Corollary 8.3.1.6. Let $\operatorname{\mathcal{C}}$ be an $\infty$-category containing an object $X$. Suppose that, for every object $Y \in \operatorname{\mathcal{C}}$, the Kan complex $\operatorname{Hom}_{\operatorname{\mathcal{C}}}(X,Y)$ is essentially small (this condition is satisfied, for example, if $\operatorname{\mathcal{C}}$ is small). Let $\mathscr {F}: \operatorname{\mathcal{C}}\rightarrow \operatorname{\mathcal{S}}$ be a functor, and let $\eta$ be a vertex of the Kan complex $\mathscr {F}(X)$. The following conditions are equivalent:

$(1)$

The vertex $\eta$ exhibits the functor $\mathscr {F}$ as corepresented by $X$, in the sense of Definition 5.7.6.1.

$(2)$

For every functor $\mathscr {G}: \operatorname{\mathcal{C}}\rightarrow \operatorname{\mathcal{S}}$, the comparison map of Notation 8.3.1.2 is a homotopy equivalence $\operatorname{Hom}_{ \operatorname{Fun}(\operatorname{\mathcal{C}}, \operatorname{\mathcal{S}}) }( \mathscr {F}, \mathscr {G} ) \rightarrow \mathscr {G}(X)$.

$(3)$

For every functor $\mathscr {F}: \operatorname{\mathcal{C}}\rightarrow \operatorname{\mathcal{S}}$, the comparison map of Notation 8.3.1.2 induces a bijection $\pi _0(\operatorname{Hom}_{ \operatorname{Fun}(\operatorname{\mathcal{C}}, \operatorname{\mathcal{S}}) }( \mathscr {F}, \mathscr {G} )) \rightarrow \pi _0(\mathscr {G}(X))$.
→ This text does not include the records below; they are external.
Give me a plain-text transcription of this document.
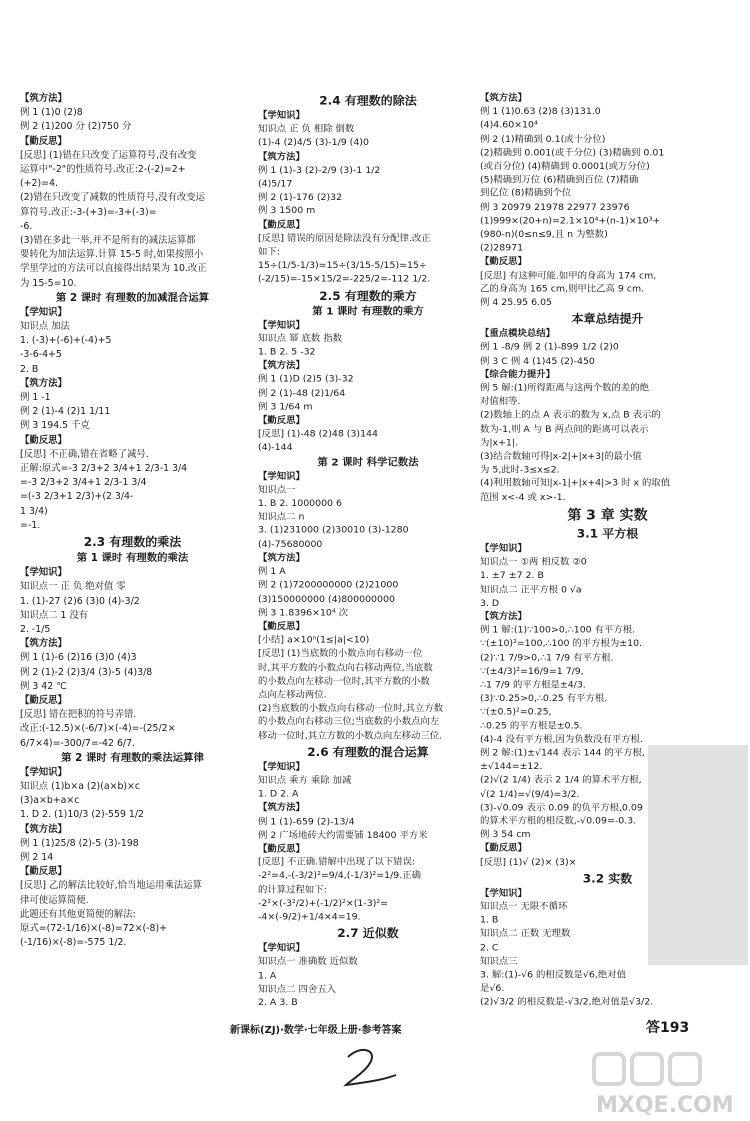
【筑方法】
例 1 (1)0 (2)8
例 2 (1)200 分 (2)750 分
【勤反思】
[反思] (1)错在只改变了运算符号,没有改变
运算中"-2"的性质符号.改正:2-(-2)=2+
(+2)=4.
(2)错在只改变了减数的性质符号,没有改变运
算符号.改正:-3-(+3)=-3+(-3)=
-6.
(3)错在多此一举,并不是所有的减法运算都
要转化为加法运算.计算 15-5 时,如果按照小
学里学过的方法可以直接得出结果为 10.改正
为 15-5=10.
第 2 课时 有理数的加减混合运算
【学知识】
知识点 加法
1. (-3)+(-6)+(-4)+5
-3-6-4+5
2. B
【筑方法】
例 1 -1
例 2 (1)-4 (2)1 1/11
例 3 194.5 千克
【勤反思】
[反思] 不正确,错在省略了减号.
正解:原式=-3 2/3+2 3/4+1 2/3-1 3/4
=-3 2/3+2 3/4+1 2/3-1 3/4
=(-3 2/3+1 2/3)+(2 3/4-
1 3/4)
=-1.
2.3 有理数的乘法
第 1 课时 有理数的乘法
【学知识】
知识点一 正 负 绝对值 零
1. (1)-27 (2)6 (3)0 (4)-3/2
知识点二 1 没有
2. -1/5
【筑方法】
例 1 (1)-6 (2)16 (3)0 (4)3
例 2 (1)-2 (2)3/4 (3)-5 (4)3/8
例 3 42 ℃
【勤反思】
[反思] 错在把积的符号弄错.
改正:(-12.5)×(-6/7)×(-4)=-(25/2×
6/7×4)=-300/7=-42 6/7.
第 2 课时 有理数的乘法运算律
【学知识】
知识点 (1)b×a (2)(a×b)×c
(3)a×b+a×c
1. D 2. (1)10/3 (2)-559 1/2
【筑方法】
例 1 (1)25/8 (2)-5 (3)-198
例 2 14
【勤反思】
[反思] 乙的解法比较好,恰当地运用乘法运算
律可使运算简便.
此题还有其他更简便的解法:
原式=(72-1/16)×(-8)=72×(-8)+
(-1/16)×(-8)=-575 1/2.
2.4 有理数的除法
【学知识】
知识点 正 负 相除 倒数
(1)-4 (2)4/5 (3)-1/9 (4)0
【筑方法】
例 1 (1)-3 (2)-2/9 (3)-1 1/2
(4)5/17
例 2 (1)-176 (2)32
例 3 1500 m
【勤反思】
[反思] 错误的原因是除法没有分配律.改正
如下:
15÷(1/5-1/3)=15÷(3/15-5/15)=15÷
(-2/15)=-15×15/2=-225/2=-112 1/2.
2.5 有理数的乘方
第 1 课时 有理数的乘方
【学知识】
知识点 幂 底数 指数
1. B 2. 5 -32
【筑方法】
例 1 (1)D (2)5 (3)-32
例 2 (1)-48 (2)1/64
例 3 1/64 m
【勤反思】
[反思] (1)-48 (2)48 (3)144
(4)-144
第 2 课时 科学记数法
【学知识】
知识点一
1. B 2. 1000000 6
知识点二 n
3. (1)231000 (2)30010 (3)-1280
(4)-75680000
【筑方法】
例 1 A
例 2 (1)7200000000 (2)21000
(3)150000000 (4)800000000
例 3 1.8396×10⁴ 次
【勤反思】
[小结] a×10ⁿ(1≤|a|<10)
[反思] (1)当底数的小数点向右移动一位
时,其平方数的小数点向右移动两位,当底数
的小数点向左移动一位时,其平方数的小数
点向左移动两位.
(2)当底数的小数点向右移动一位时,其立方数
的小数点向右移动三位;当底数的小数点向左
移动一位时,其立方数的小数点向左移动三位.
2.6 有理数的混合运算
【学知识】
知识点 乘方 乘除 加减
1. D 2. A
【筑方法】
例 1 (1)-659 (2)-13/4
例 2 广场地砖大约需要铺 18400 平方米
【勤反思】
[反思] 不正确.错解中出现了以下错误:
-2²=4,-(-3/2)²=9/4,(-1/3)²=1/9.正确
的计算过程如下:
-2²×(-3²/2)+(-1/2)²×(1-3)²=
-4×(-9/2)+1/4×4=19.
2.7 近似数
【学知识】
知识点一 准确数 近似数
1. A
知识点二 四舍五入
2. A 3. B
【筑方法】
例 1 (1)0.63 (2)8 (3)131.0
(4)4.60×10⁴
例 2 (1)精确到 0.1(或十分位)
(2)精确到 0.001(或千分位) (3)精确到 0.01
(或百分位) (4)精确到 0.0001(或万分位)
(5)精确到万位 (6)精确到百位 (7)精确
到亿位 (8)精确到个位
例 3 20979 21978 22977 23976
(1)999×(20+n)=2.1×10⁴+(n-1)×10³+
(980-n)(0≤n≤9,且 n 为整数)
(2)28971
【勤反思】
[反思] 有这种可能.如甲的身高为 174 cm,
乙的身高为 165 cm,则甲比乙高 9 cm.
例 4 25.95 6.05
本章总结提升
【重点模块总结】
例 1 -8/9 例 2 (1)-899 1/2 (2)0
例 3 C 例 4 (1)45 (2)-450
【综合能力提升】
例 5 解:(1)所得距离与这两个数的差的绝
对值相等.
(2)数轴上的点 A 表示的数为 x,点 B 表示的
数为-1,则 A 与 B 两点间的距离可以表示
为|x+1|.
(3)结合数轴可得|x-2|+|x+3|的最小值
为 5,此时-3≤x≤2.
(4)利用数轴可知|x-1|+|x+4|>3 时 x 的取值
范围 x<-4 或 x>-1.
第 3 章 实数
3.1 平方根
【学知识】
知识点一 ①两 相反数 ②0
1. ±7 ±7 2. B
知识点二 正平方根 0 √a
3. D
【筑方法】
例 1 解:(1)∵100>0,∴100 有平方根.
∵(±10)²=100,∴100 的平方根为±10.
(2)∵1 7/9>0,∴1 7/9 有平方根.
∵(±4/3)²=16/9=1 7/9,
∴1 7/9 的平方根是±4/3.
(3)∵0.25>0,∴0.25 有平方根.
∵(±0.5)²=0.25,
∴0.25 的平方根是±0.5.
(4)-4 没有平方根,因为负数没有平方根.
例 2 解:(1)±√144 表示 144 的平方根,
±√144=±12.
(2)√(2 1/4) 表示 2 1/4 的算术平方根,
√(2 1/4)=√(9/4)=3/2.
(3)-√0.09 表示 0.09 的负平方根,0.09
的算术平方根的相反数,-√0.09=-0.3.
例 3 54 cm
【勤反思】
[反思] (1)√ (2)× (3)×
3.2 实数
【学知识】
知识点一 无限不循环
1. B
知识点二 正数 无理数
2. C
知识点三
3. 解:(1)-√6 的相反数是√6,绝对值
是√6.
(2)√3/2 的相反数是-√3/2,绝对值是√3/2.
新课标(ZJ)·数学·七年级上册·参考答案	答193
MXQE.COM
Proof. The implication $(1) \Rightarrow (2)$ follows from Proposition 8.3.1.3, and the implication $(2) \Rightarrow (3)$ is immediate. We will complete the proof by showing that $(3)$ implies $(1)$. Our assumption that the morphism space $\operatorname{Hom}_{\operatorname{\mathcal{C}}}(X,Y)$ is essentially small for each $Y \in \operatorname{\mathcal{C}}$ guarantees that there exists a functor $\mathscr {F}: \operatorname{\mathcal{C}}\rightarrow \operatorname{\mathcal{S}}$ and a vertex $\eta ' \in \mathscr {F}'(X)$ which exhibits $\mathscr {F}'$ as corepresented by $X$ (see Theorem 5.7.6.13). Applying assumption $(3)$, we deduce that there exists a natural transformation $\alpha : \mathscr {F}' \rightarrow \mathscr {F}$ such that $\alpha _{X}( \eta ' )$ and $\eta$ lie in the same connected component of $\mathscr {F}'$. Since the pair $(\mathscr {F}', \eta ')$ also satisfies condition $(3)$, composition with $\alpha$ induces a bijection $\pi _0( \operatorname{Hom}_{\operatorname{Fun}(\operatorname{\mathcal{C}}, \operatorname{\mathcal{S}}) }( \mathscr {F}, \mathscr {G} ) ) \rightarrow \pi _0( \operatorname{Hom}_{\operatorname{Fun}(\operatorname{\mathcal{C}}, \operatorname{\mathcal{S}}) }( \mathscr {F}', \mathscr {G} ) )$ for each object $\mathscr {G} \in \operatorname{Fun}( \operatorname{\mathcal{C}}, \operatorname{\mathcal{S}})$. It follows that $\alpha$ is an isomorphism. Applying Remark 5.7.6.4, we deduce that $\alpha _{X}(\eta ') \in \mathscr {F}(X)$ exhibits the functor $\mathscr {F}$ as corepresented by $X$. Since $\eta$ and $\alpha _{X}(\eta )$ belong to the same connected component of $\mathscr {F}(X)$, it follows that $\eta$ has the same property (Remark 5.7.6.3). $\square$